Lembram-se de Cinema Paraíso (1988), o filme de Giuseppe Tornatore centrado num cineasta que evoca a descoberta do cinema na aldeia da sua infância? Recentemente reposto e lançado em DVD, nele encontramos a emblemática personagem do projeccionista, interpretado por Philippe Noiret: mais do que um profissional especializado, ele impõe-se como garante da verdade da película projectada no ecrã — um técnico e um mágico.
Nos últimos anos, com a generalização das cópias digitais, já não há película; as projecções em película tornaram-se mesmo acontecimentos especiais, como tal anunciados e celebrados em cinematecas e festivais de cinema. Pois bem, podemos estar a entrar numa nova conjuntura, porventura revolucionária, por certo ainda mais dramática: a própria personagem clássica do projeccionista será dispensável.
É isso que podemos deduzir de uma notícia chegada nas vésperas da CinemaCon (feira anual norte-americana, promovida pelos proprietários das salas): os Pacific Theatres Winnetka, de Chetsworth, Los Angeles, entraram na história da exibição cinematográfica, estreando nos EUA o primeiro ecrã de tecnologia LED.
Não tem grandes dimensões (10,5 x 5,5 metros), mas o tamanho não é, pelo menos para já, o factor determinante. Apetrechado para imagens de resolução 2K ou 4K, e também para três dimensões, o novo ecrã instala na sala escura uma lógica de projecção que, em última instância, provém da tecnologia televisiva. Tem chancela da Samsung, marca responsável pela instalação pioneira de cinco ecrãs LED em salas de todo o mundo: Coreia do Sul (dois), Zurique, Bangkok e Shangai (a Sony tem também projectos em marcha neste domínio).
Há quem se mostre indignado com a manipulação das imagens em pós-produção: Janusz Kaminski, colaborador habitual de Steven Spielberg, foi um dos directores de fotografia a manifestar preocupação com a perda de controle sobre as imagens, cada vez mais manipuladas pelos técnicos que criam as novas cópias. Além disso, o LED não permite que as fontes sonoras sejam colocadas, como é norma, atrás do ecrã.

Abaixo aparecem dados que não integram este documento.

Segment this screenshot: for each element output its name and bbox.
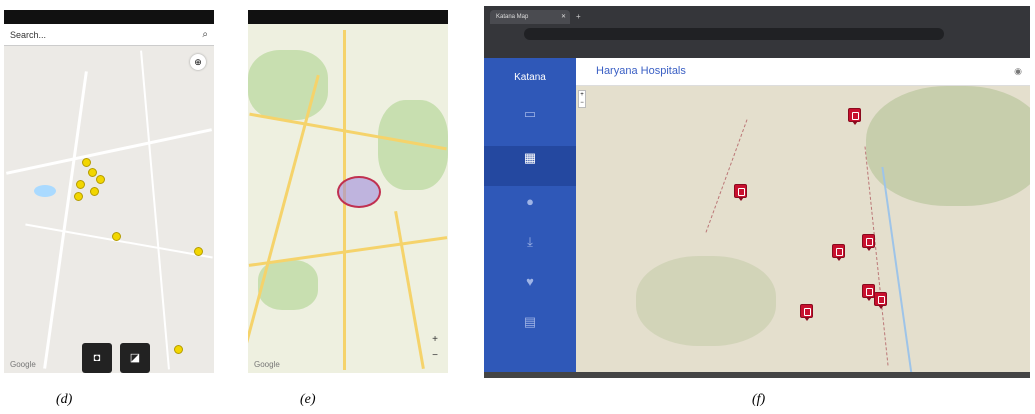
map-pin[interactable] — [90, 187, 99, 196]
map-pin[interactable] — [82, 158, 91, 167]
state-border — [705, 119, 748, 233]
brand-title: Katana — [514, 72, 546, 83]
selected-region-circle[interactable] — [337, 176, 381, 208]
map-pin[interactable] — [76, 180, 85, 189]
road — [43, 71, 88, 369]
map-pin[interactable] — [194, 247, 203, 256]
hospital-pin[interactable] — [848, 108, 861, 125]
browser-tab[interactable]: Katana Map ✕ — [490, 10, 570, 24]
map-pin[interactable] — [112, 232, 121, 241]
map-pin[interactable] — [174, 345, 183, 354]
search-icon[interactable]: ⌕ — [202, 24, 208, 46]
nav-maps[interactable]: ▦ — [484, 146, 576, 186]
status-bar — [248, 10, 448, 24]
road — [25, 223, 213, 259]
road — [140, 50, 170, 370]
address-bar[interactable] — [524, 28, 944, 40]
hospital-pin[interactable] — [734, 184, 747, 201]
user-icon: ● — [526, 194, 534, 209]
terrain-area — [636, 256, 776, 346]
zoom-in-button[interactable]: + — [428, 333, 442, 347]
camera-button[interactable]: ◘ — [82, 343, 112, 373]
caption-d: (d) — [56, 392, 73, 407]
hospital-pin[interactable] — [874, 292, 887, 309]
google-logo: Google — [10, 360, 36, 369]
heart-icon: ♥ — [526, 274, 534, 289]
terrain-hills — [866, 86, 1030, 206]
nav-hospitals[interactable]: ▤ — [484, 310, 576, 350]
nav-profile[interactable]: ● — [484, 190, 576, 230]
new-tab-icon[interactable]: + — [576, 10, 581, 24]
hospital-pin[interactable] — [862, 234, 875, 251]
google-logo: Google — [254, 360, 280, 369]
close-icon[interactable]: ✕ — [561, 10, 566, 24]
building-icon: ▤ — [523, 314, 537, 329]
location-button[interactable]: ⊕ — [190, 54, 206, 70]
tab-title: Katana Map — [496, 14, 529, 20]
hospital-pin[interactable] — [832, 244, 845, 261]
road — [248, 236, 448, 267]
page-title: Haryana Hospitals — [596, 65, 686, 77]
status-bar — [4, 10, 214, 24]
search-input[interactable]: Search... ⌕ — [4, 24, 214, 46]
zoom-control[interactable]: + − — [578, 90, 586, 108]
laptop-icon: ▭ — [523, 106, 537, 121]
edit-button[interactable]: ◪ — [120, 343, 150, 373]
map-pin[interactable] — [74, 192, 83, 201]
phone-map-panel-d: Search... ⌕ ⊕ Google ◘ ◪ — [4, 10, 214, 373]
lake — [34, 185, 56, 197]
top-bar: Haryana Hospitals ◉ — [576, 58, 1030, 86]
nav-dashboard[interactable]: ▭ — [484, 102, 576, 142]
desktop-browser-panel-f: Katana Map ✕ + Katana ▭ ▦ ● ⤓ ♥ ▤ Haryan… — [484, 6, 1030, 378]
road — [394, 210, 425, 370]
browser-chrome: Katana Map ✕ + — [484, 6, 1030, 58]
horizontal-scrollbar[interactable] — [484, 372, 1030, 378]
map-pin[interactable] — [96, 175, 105, 184]
caption-f: (f) — [752, 392, 766, 407]
zoom-out-button[interactable]: − — [428, 349, 442, 363]
download-icon: ⤓ — [527, 234, 533, 249]
nav-health[interactable]: ♥ — [484, 270, 576, 310]
sidebar: Katana ▭ ▦ ● ⤓ ♥ ▤ — [484, 58, 576, 372]
account-icon[interactable]: ◉ — [1014, 66, 1022, 77]
phone-map-panel-e: + − Google — [248, 10, 448, 373]
road — [5, 128, 213, 175]
caption-e: (e) — [300, 392, 316, 407]
search-placeholder: Search... — [10, 30, 47, 40]
hospital-pin[interactable] — [800, 304, 813, 321]
nav-download[interactable]: ⤓ — [484, 230, 576, 270]
map-icon: ▦ — [523, 150, 537, 165]
map-pin[interactable] — [88, 168, 97, 177]
hospital-map[interactable]: + − — [576, 86, 1030, 372]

O que está em causa excede, e muito, a avaliação das potencialidades dos formatos digitais (sendo também impossível negar, na última década, o seu vertiginoso progresso). É a própria identidade cultural e comercial do cinema que se encontra numa perturbante encruzilhada. Questão perversa: os cinemas passarão a ser concebidos, geridos e frequentados como meras “salas de estar” colectivas, com um ecrã um pouco maior do que aquele que temos lá em casa?